In the late 1800s, Boston resident Isabella Stewart Gardner began acquiring a substantial art collection. Her husband, Jack Gardner, was a wealthy merchant, and the two began planning a museum to house their rapidly growing collection. He died in 1898, before any real work could be done, but Isabella soon began creating the museum, which she had built in the city’s Fenway neighborhood.  At the time, this area was recently-filled marshland with very little development, and the museum would be the first building in this section of Fenway.

By 1900, the construction was underway, with Willard T. Sears as the architect.  Sears’s most notable work was probably the New Old South Church, although architecturally speaking the museum probably could not have been more different.  While the church is an excellent example of Gothic Revival architecture, the museum was built in the style of a Venetian palace, with a red tile roof, tan brick walls, and a glass-enclosed courtyard in the center of the building.
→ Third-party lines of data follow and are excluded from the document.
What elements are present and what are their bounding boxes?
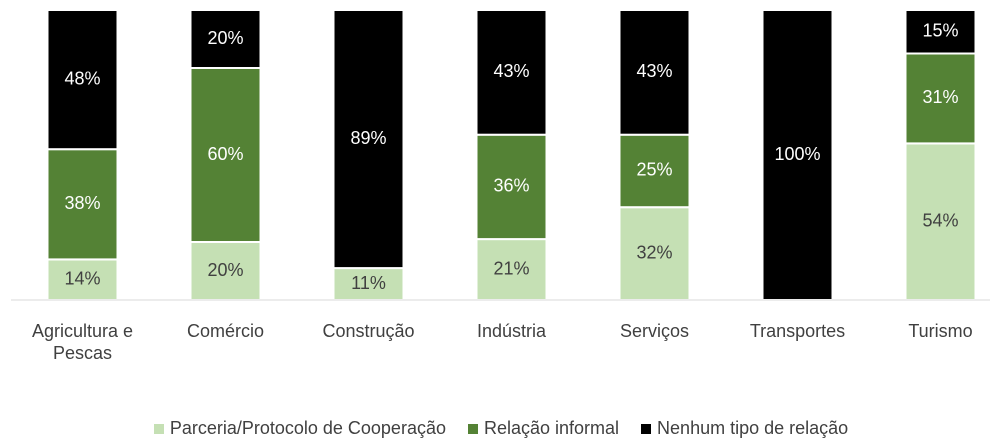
legend-label: Relação informal	[483, 418, 620, 438]
data-label: 32%	[636, 242, 672, 262]
bar-segment	[46, 9, 119, 151]
bar-segment	[475, 9, 548, 136]
x-tick-label: Serviços	[619, 321, 690, 341]
data-label: 43%	[493, 61, 529, 81]
data-label: 15%	[922, 21, 958, 41]
data-label: 14%	[64, 268, 100, 288]
data-label: 43%	[636, 61, 672, 81]
legend-swatch	[641, 423, 652, 434]
legend-item: Relação informal	[467, 418, 620, 439]
data-label: 54%	[922, 210, 958, 230]
bar-segment	[904, 52, 977, 145]
data-label: 25%	[636, 160, 672, 180]
legend-swatch	[467, 423, 478, 434]
data-label: 21%	[493, 258, 529, 278]
bar-segment	[189, 67, 262, 243]
data-label: 20%	[207, 260, 243, 280]
x-tick-label: Comércio	[186, 321, 265, 341]
x-tick-label: Turismo	[908, 321, 973, 341]
data-label: 31%	[922, 87, 958, 107]
data-label: 89%	[350, 128, 386, 148]
legend: Parceria/Protocolo de Cooperação Relação …	[0, 418, 1002, 439]
bar-segment	[189, 9, 262, 69]
data-label: 60%	[207, 144, 243, 164]
data-label: 20%	[207, 28, 243, 48]
bar-segment	[332, 9, 405, 270]
bar-segment	[46, 148, 119, 261]
x-tick-label: Indústria	[476, 321, 547, 341]
bar-segment	[618, 9, 691, 136]
data-label: 100%	[774, 144, 820, 164]
legend-label: Parceria/Protocolo de Cooperação	[169, 418, 446, 438]
data-label: 48%	[64, 68, 100, 88]
bar-segment	[904, 142, 977, 301]
bar-segment	[618, 133, 691, 209]
x-tick-label: Transportes	[749, 321, 846, 341]
data-label: 36%	[493, 176, 529, 196]
bar-segment	[189, 241, 262, 301]
bar-segment	[475, 133, 548, 241]
legend-item: Nenhum tipo de relação	[641, 418, 848, 439]
x-tick-label: Construção	[322, 321, 415, 341]
legend-label: Nenhum tipo de relação	[657, 418, 849, 438]
data-label: 11%	[351, 273, 386, 293]
bar-segment	[618, 206, 691, 301]
legend-swatch	[153, 423, 164, 434]
data-label: 38%	[64, 193, 100, 213]
bar-segment	[904, 9, 977, 55]
legend-item: Parceria/Protocolo de Cooperação	[153, 418, 446, 439]
x-tick-label: Agricultura e Pescas	[31, 321, 134, 363]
The museum, which was originally named Fenway Court, opened in 1903, probably not long before the first photo was taken.  Isabella Stewart Gardner died in 1924, and the museum was subsequently named for her.  In her will, she left a $1 million endowment to the museum, along with instructions on how the museum was to be run.  These included significant stipulations about the collection not being substantially altered, but in keeping with her somewhat eccentric personality it also included items such as free admission for anyone named Isabella and discounted admission for anyone wearing Red Sox attire (to this day, Red Sox paraphernalia entitles visitors to a $2 discount off admission).

Today, the Gardner Museum is less than a quarter mile away from the much larger Museum of Fine Arts, which relocated there in 1909, only six years after the Gardner Museum opened.  Both museums have significant collections of prominent works, but but unfortunately the Gardner Museum is perhaps best known for what it doesn’t have in its collection.  In 1990, the museum was the scene of the most expensive art theft in history, when two men entered the building disguised as Boston police officers and stole 13 works, including The Concert by Vermeet and The Storm on the Sea of Galilee by Rembrandt, along with other works by Rembrandt, Degas, Manet, and Flinck.  Together, the stolen items had an estimated value of $500 million, and despite over 25 years of investigation and a $5 million reward, the FBI and other law enforcement agencies have been unable to recover the paintings.

Aside from the stolen paintings, though, the most significant change to the museum has been the addition of a new wing, which was completed in 2012.  It is barely visible on the far left beyond the trees, about 50 feet west of the original building, and it was intentionally designed to expand the size of the museum while at the same time preserving its historical integrity.  Otherwise, not much has changed between the two photos, except for the giant inflatable medallion hanging from the chimneys at the front of the building.